Indeed, from that point on, Kriyananda was under attack in every aspect of his life. Everything he’d ever worked for was in jeopardy—even the copyrights to the many books he had written and the music he had composed.
Kriyananda was not the aggressor in these lawsuits, but when forced to defend Ananda and himself he did so with courage, determination, and creativity. Principles were at stake and he fought hard, at the same time seeking ways to promote harmony between SRF and Ananda whenever possible. Kriyananda was very concerned that this legal fight between two “first-generation” Yogananda organizations would negatively affect the future of Yogananda’s work, and he was willing to make appropriate concessions to settle the lawsuit. Despite his best efforts, no compromise or settlement proved possible.

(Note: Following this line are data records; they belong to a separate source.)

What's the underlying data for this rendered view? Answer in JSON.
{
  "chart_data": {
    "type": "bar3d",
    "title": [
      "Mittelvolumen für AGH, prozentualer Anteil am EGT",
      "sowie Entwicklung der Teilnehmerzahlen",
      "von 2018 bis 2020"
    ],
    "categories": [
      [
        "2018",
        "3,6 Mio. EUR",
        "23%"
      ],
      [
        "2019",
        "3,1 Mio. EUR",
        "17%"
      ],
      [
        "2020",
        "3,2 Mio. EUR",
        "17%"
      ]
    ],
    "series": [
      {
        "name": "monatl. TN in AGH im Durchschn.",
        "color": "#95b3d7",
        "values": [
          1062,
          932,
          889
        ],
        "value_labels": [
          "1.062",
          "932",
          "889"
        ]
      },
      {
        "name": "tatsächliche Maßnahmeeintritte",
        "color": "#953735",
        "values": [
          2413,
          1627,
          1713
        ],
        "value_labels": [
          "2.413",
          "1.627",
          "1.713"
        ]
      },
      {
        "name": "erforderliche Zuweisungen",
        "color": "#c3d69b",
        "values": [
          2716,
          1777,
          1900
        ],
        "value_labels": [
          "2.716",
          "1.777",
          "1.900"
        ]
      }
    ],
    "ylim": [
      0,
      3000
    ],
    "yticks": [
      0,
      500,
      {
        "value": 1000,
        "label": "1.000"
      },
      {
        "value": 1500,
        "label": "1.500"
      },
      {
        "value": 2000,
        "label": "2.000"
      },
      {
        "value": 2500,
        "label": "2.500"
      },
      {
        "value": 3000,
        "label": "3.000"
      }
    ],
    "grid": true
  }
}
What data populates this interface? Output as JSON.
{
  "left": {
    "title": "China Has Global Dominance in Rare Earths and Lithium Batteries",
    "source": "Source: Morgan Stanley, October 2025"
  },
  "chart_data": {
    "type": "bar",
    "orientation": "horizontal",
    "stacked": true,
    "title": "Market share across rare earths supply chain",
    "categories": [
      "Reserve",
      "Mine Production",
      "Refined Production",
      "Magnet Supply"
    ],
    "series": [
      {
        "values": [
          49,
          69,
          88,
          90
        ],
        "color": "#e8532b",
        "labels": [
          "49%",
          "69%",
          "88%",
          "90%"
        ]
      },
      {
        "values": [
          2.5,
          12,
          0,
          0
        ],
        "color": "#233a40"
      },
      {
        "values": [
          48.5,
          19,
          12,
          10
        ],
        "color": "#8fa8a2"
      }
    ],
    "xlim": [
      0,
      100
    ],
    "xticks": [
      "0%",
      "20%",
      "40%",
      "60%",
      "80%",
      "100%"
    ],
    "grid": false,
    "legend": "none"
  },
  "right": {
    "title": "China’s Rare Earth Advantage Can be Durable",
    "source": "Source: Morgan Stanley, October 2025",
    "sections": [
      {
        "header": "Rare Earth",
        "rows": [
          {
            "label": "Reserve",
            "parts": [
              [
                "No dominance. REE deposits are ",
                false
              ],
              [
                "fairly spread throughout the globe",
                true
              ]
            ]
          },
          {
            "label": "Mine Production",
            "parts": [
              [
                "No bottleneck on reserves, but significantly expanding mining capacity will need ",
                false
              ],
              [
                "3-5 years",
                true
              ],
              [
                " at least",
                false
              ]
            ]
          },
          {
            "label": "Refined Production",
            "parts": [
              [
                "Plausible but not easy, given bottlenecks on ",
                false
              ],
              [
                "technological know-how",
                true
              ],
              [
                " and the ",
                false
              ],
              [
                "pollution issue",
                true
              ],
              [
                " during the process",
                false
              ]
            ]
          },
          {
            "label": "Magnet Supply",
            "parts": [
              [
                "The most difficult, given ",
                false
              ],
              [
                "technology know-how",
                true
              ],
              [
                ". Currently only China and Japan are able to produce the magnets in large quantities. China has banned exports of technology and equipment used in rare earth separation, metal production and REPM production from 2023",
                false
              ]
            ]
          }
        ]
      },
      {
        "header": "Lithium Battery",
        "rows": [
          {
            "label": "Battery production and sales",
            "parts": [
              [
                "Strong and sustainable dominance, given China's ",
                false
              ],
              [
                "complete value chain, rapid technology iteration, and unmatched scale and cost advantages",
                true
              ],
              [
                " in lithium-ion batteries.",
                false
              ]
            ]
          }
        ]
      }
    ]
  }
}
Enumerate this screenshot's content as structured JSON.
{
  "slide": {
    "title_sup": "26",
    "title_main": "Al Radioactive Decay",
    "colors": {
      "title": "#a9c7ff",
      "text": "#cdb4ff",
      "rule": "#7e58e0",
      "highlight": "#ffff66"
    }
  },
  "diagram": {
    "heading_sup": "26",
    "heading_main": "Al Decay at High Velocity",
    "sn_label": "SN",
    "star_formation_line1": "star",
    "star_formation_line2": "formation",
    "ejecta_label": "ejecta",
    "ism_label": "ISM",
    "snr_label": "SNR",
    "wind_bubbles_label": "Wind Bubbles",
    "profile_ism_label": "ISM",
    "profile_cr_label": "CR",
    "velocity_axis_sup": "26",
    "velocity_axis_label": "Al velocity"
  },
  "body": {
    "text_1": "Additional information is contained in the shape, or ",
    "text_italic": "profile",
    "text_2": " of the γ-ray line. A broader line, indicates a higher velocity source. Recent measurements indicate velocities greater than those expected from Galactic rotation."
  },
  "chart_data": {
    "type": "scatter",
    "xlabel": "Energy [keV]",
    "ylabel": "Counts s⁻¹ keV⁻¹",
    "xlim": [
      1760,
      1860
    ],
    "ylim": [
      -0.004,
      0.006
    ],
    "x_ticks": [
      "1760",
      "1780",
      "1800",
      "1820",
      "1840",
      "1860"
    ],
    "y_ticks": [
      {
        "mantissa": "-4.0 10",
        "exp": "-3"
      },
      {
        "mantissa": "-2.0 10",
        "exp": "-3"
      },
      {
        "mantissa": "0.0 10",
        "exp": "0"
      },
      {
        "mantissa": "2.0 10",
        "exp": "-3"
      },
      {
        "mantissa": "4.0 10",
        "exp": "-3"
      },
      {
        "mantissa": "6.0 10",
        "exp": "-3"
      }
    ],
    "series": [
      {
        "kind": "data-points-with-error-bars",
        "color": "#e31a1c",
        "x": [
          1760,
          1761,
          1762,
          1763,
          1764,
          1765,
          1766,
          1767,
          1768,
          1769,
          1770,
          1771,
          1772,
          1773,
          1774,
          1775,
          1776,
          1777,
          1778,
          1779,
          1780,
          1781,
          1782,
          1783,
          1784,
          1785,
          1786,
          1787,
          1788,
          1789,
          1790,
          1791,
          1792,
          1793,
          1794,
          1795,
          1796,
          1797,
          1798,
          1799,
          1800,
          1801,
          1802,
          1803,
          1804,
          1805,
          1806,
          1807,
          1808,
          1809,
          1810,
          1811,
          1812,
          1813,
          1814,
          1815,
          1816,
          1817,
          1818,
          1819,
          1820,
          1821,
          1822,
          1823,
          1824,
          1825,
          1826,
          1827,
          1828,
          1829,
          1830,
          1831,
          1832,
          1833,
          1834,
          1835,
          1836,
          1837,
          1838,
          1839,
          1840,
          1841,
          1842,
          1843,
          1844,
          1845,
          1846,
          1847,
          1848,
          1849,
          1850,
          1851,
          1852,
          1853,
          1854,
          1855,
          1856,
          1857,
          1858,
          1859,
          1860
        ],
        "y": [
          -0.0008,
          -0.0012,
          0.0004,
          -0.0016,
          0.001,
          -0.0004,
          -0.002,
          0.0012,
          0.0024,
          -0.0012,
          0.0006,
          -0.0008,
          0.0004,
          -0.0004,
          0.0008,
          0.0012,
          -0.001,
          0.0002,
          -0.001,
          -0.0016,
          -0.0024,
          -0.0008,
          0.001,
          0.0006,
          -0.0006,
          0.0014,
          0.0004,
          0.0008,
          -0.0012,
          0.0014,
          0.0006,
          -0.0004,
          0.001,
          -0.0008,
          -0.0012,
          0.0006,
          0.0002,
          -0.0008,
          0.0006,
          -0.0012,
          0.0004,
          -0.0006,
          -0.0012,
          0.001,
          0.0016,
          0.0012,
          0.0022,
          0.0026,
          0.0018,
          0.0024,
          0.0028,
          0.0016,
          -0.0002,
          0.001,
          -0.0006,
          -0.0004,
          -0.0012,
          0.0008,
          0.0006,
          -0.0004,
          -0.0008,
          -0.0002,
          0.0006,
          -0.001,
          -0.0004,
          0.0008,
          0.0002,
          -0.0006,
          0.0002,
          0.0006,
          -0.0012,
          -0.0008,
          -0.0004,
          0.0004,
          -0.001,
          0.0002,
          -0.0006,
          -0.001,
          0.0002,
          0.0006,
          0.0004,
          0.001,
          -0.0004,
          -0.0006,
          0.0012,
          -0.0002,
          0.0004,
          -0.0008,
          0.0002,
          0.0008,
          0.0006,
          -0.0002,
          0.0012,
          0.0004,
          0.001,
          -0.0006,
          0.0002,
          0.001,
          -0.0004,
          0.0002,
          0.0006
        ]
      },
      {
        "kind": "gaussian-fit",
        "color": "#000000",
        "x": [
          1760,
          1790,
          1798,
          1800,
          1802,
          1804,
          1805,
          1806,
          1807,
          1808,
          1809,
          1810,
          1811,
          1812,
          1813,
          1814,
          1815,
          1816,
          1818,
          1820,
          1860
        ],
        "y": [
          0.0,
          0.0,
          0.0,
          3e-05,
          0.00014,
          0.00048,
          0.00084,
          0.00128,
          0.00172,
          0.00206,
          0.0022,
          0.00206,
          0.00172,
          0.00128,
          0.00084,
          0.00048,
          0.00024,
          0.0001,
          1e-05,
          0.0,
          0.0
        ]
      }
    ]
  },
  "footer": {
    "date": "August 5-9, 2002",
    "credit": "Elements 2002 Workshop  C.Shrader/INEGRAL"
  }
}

In situations of the type Kriyananda now faced, a person’s character is revealed. What I observed was that Kriyananda never flinched before hard truths, and wasted no energy wishing that things were other than they were. Scrupulously honest in the presentation of his defense, he based his positions strictly on the truth of the matters at issue. First and foremost to him was having a clear conscience before God; the courts of man were of secondary importance. He would do his best, but the results were in God’s hands.
Though in what might be called absolute personal jeopardy, Kriyananda was always compassionate, never harsh. Even with everything he believed in at stake, he never neglected his spiritual responsibility to the Ananda members involved in the defense of the lawsuits (“the legal team”). An example: There came a time in the second lawsuit when, with the trial date approaching, Ananda’s legal team decided to hire a trial attorney when Kriyananda was out of the country.
Upon returning, Kriyananda saw at once that the attorney was the wrong choice for Ananda. But when the legal team failed to see what was crystal clear to him, he acquiesced in its choice. He adhered to one of Ananda’s guiding principles, that “people are more important than things”—that people be allowed to make mistakes and learn at their own pace. He writes in this book that it was contrary to his way of leading Ananda to assert his will against others if they were not receptive to his guidance. As things turned out, the choice of trial attorney proved disastrous. Kriyananda had known it would.
In the same spirit of non-attachment and surrender to God’s will, Kriyananda never abandoned his spiritual responsibility to those who formerly looked to him for spiritual guidance. After the lawsuits ended, he wrote a friendly caring letter to a key witness against him and Ananda, a former Ananda member, suggesting that in future she consider more deeply the consequences of her attitudes and actions. Kriyananda apparently still believed that this woman could fulfill the spiritual potential he had once seen in her.
Ultimately the message of this book is one of hope. Kriyananda makes clear that a healthy spiritual organization is based on discernible principles, not happenstance. The final chapters include a detailed listing of the principles he has followed in leading Ananda. Leaders trained by Kriyananda and now leading Ananda according to these principles have shown them to be realistic and attainable—ten years after the end of the lawsuits, Ananda continues to thrive and grow. Seen from this vantage point, Yogananda for the World is both a handbook on leadership and a clear statement of what Kriyananda considers to be the true guidelines Yogananda left for a spiritual work in this New Age of Energy.